UK companies must become more productive in order to absorb the impact of the 10% jump in the minimum wage on April 1st, says INVERTO, the Boston Consulting Group subsidiary specializing in procurement and supply chain management.
The UK National Living Wage will increase from £9.50 to £10.42 per hour, putting even more pressure on labour-intensive businesses’ margins. The rise in labour costs will hit these companies and their suppliers at the worst possible time, when margins are already being stretched to their limit following rising raw material and commodity prices over the last two years.
The upcoming rise in labour costs should prompt labour-intensive businesses to invest in increasing their internal efficiencies and ‘smarter’ ways of working, which will yield long-term financial benefits and competitive advantage. This is best driven through close collaboration with strategic suppliers addressing total cost of ownership (TCO).
Sushank Agarwal explains that in in order to minimise the impact of increasing labour costs, companies can take steps in partnership with their key suppliers, including:
Increase investment in automated tools and equipment
“Investment in modern, automated equipment could help workers deliver more output in less time, cutting waste. This can allow the same amount of work to be completed by, for example, 10% fewer staff. They can then be redeployed to other tasks. The level of investment in this equipment by some businesses has lagged for a long time – now is a real inflection point for them to invest the necessary capital.”
“Automation can also make the work itself less physically challenging and more attractive to staff. It can also open up the possibility of increasing pay as productivity increases.”
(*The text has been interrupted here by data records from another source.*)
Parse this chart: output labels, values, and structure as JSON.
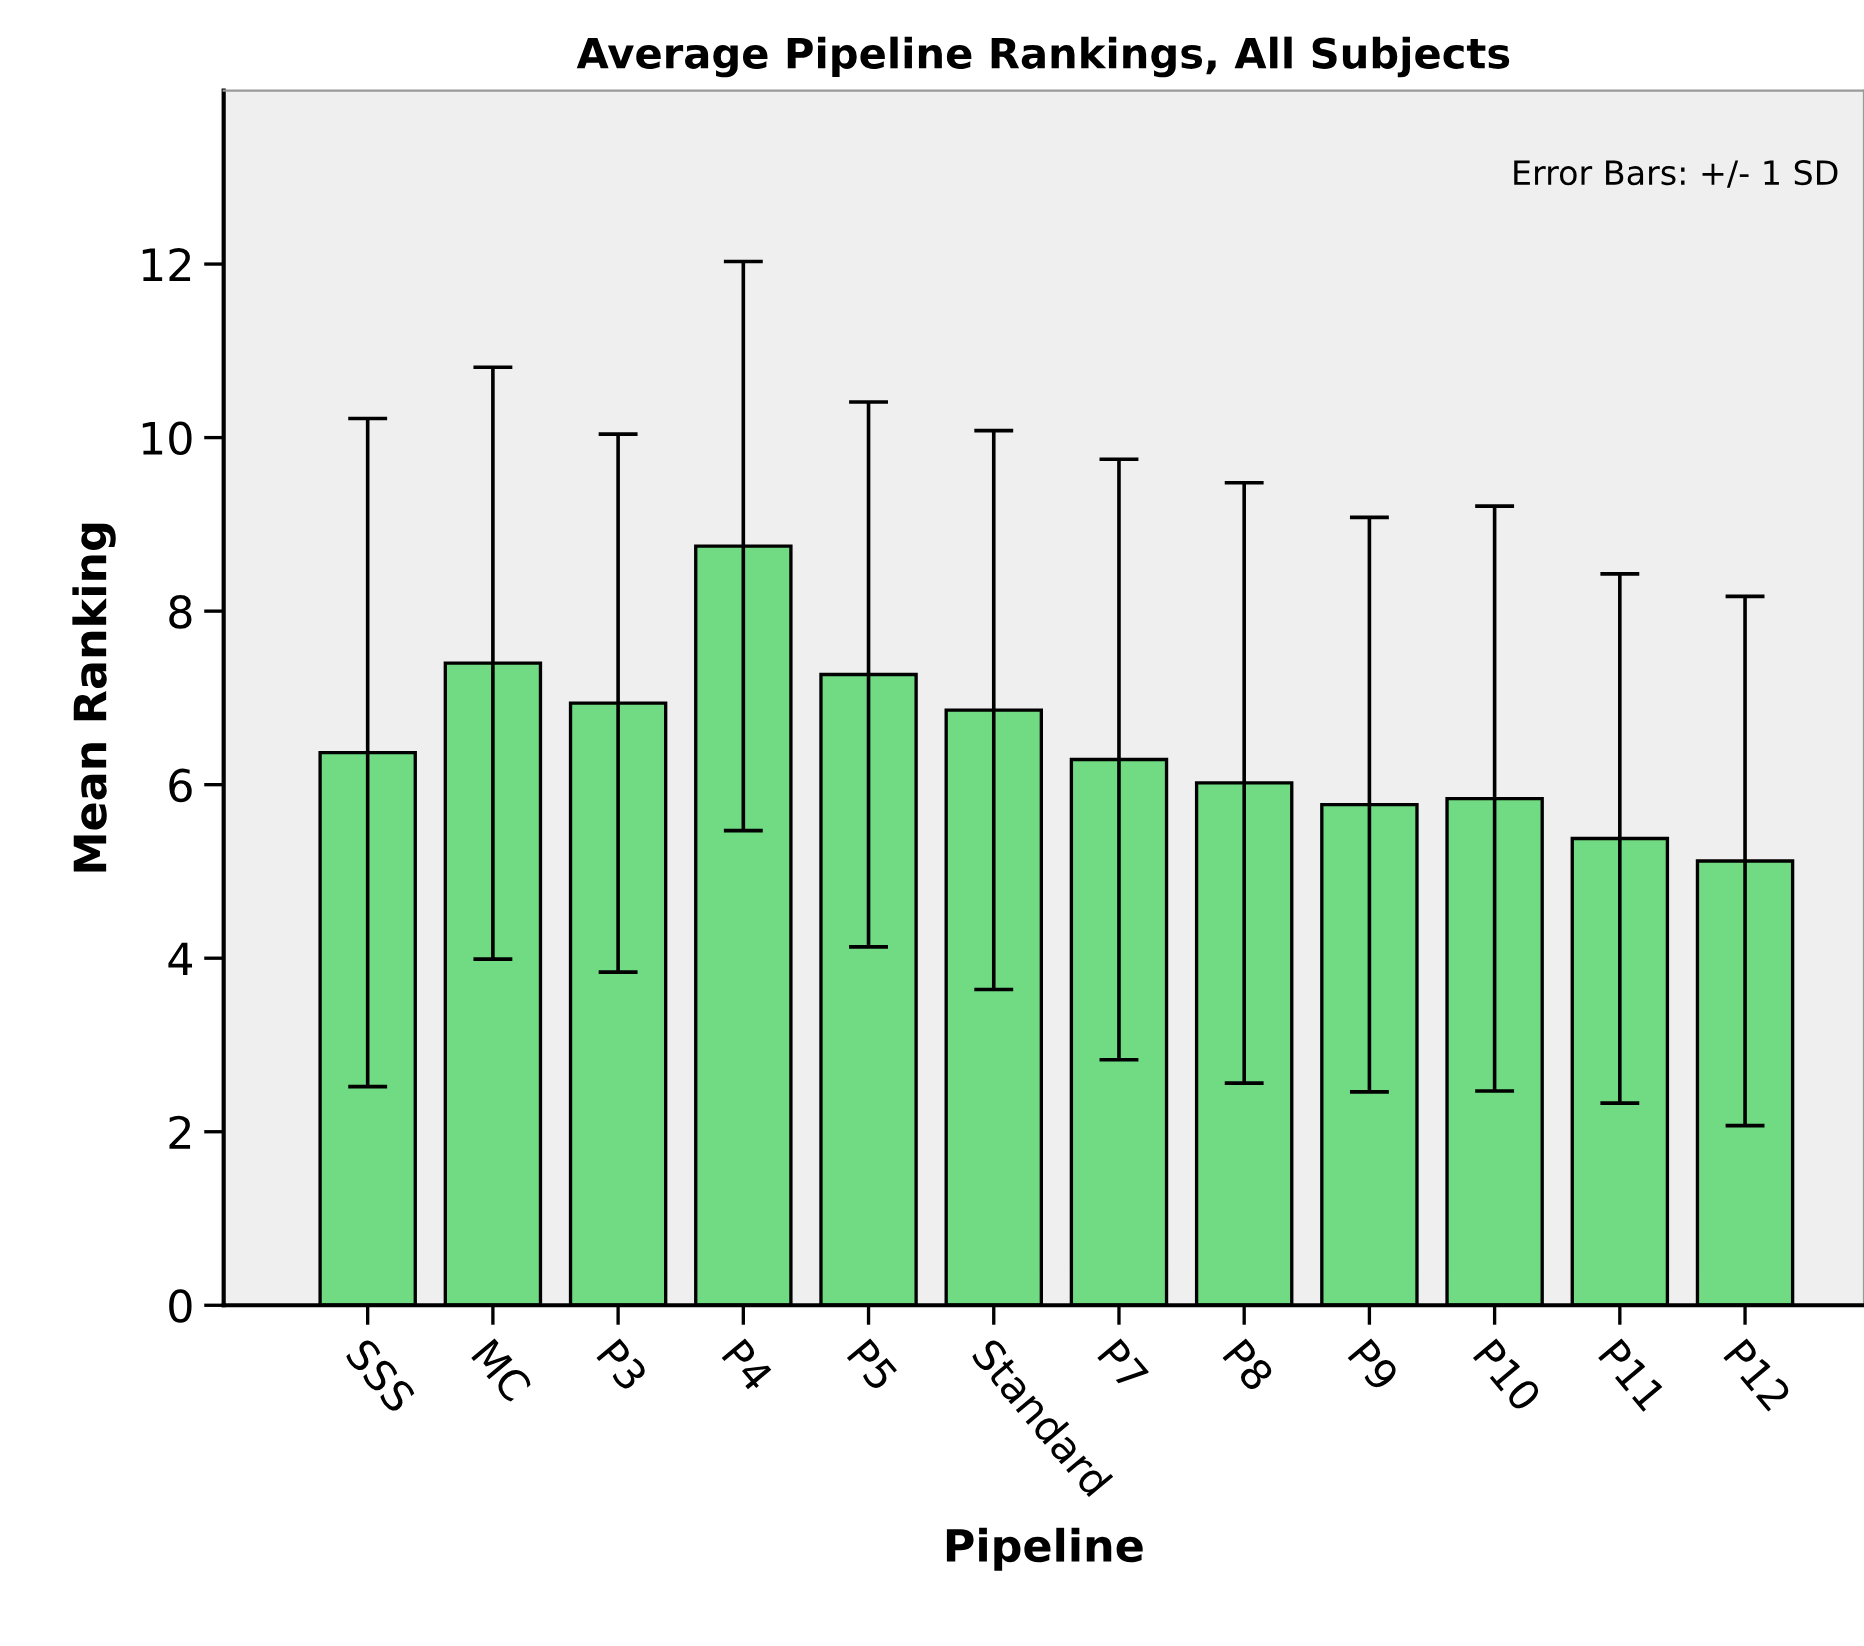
{
  "chart_data": {
    "type": "bar",
    "title": "Average Pipeline Rankings, All Subjects",
    "xlabel": "Pipeline",
    "ylabel": "Mean Ranking",
    "categories": [
      "SSS",
      "MC",
      "P3",
      "P4",
      "P5",
      "Standard",
      "P7",
      "P8",
      "P9",
      "P10",
      "P11",
      "P12"
    ],
    "values": [
      6.37,
      7.4,
      6.94,
      8.75,
      7.27,
      6.86,
      6.29,
      6.02,
      5.77,
      5.84,
      5.38,
      5.12
    ],
    "errors": [
      3.85,
      3.41,
      3.1,
      3.28,
      3.14,
      3.22,
      3.46,
      3.46,
      3.31,
      3.37,
      3.05,
      3.05
    ],
    "color": "#70db82",
    "ylim": [
      0,
      14
    ],
    "yticks": [
      0,
      2,
      4,
      6,
      8,
      10,
      12
    ],
    "grid": false,
    "annotations": [
      "Error Bars: +/- 1 SD"
    ]
  }
}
Upskill existing staff to increase flexibility
“Companies can obtain more value from their workers by “cross training” them, enabling workers to be flexibly deployed across multiple tasks. For example, cleaning/catering staff could be trained to do regular equipment maintenance, allowing the business greater flexibility of deployment, and even creating potential for pay rises for existing staff – an important form of support during the cost of living crisis.”
“Investing in staff training will not only improve productivity but also agility for workers to have wider job opportunities, making the employer more attractive to potential new hires.”
Increase digitalisation and insights from data analytics
“Businesses should ensure that they are making best use of data and technology – for example, analyse passenger traffic at different parts of a facility to target areas for cleaning tasks more efficiently. This enables triggering cleaning tasks based on actual needs rather than a fixed frequency, cutting wasted effort.”
Adds Sushank Agarwal: “The minimum wage rise is very daunting for many UK businesses that are already struggling financially. Even so, they should try to use this moment as an opportunity to invest in becoming more productive in the long run, collaborating closely with the key suppliers.”
Investment in productivity has been neglected by some UK companies for some time, but productivity improvements are now a necessity. UK productivity (GDP per hour) has only increased by about 5% since 2008, which lags well behind other western economies such as France, Germany and the US. In fact, UK productivity was 20% less than U.S. productivity in 2021*.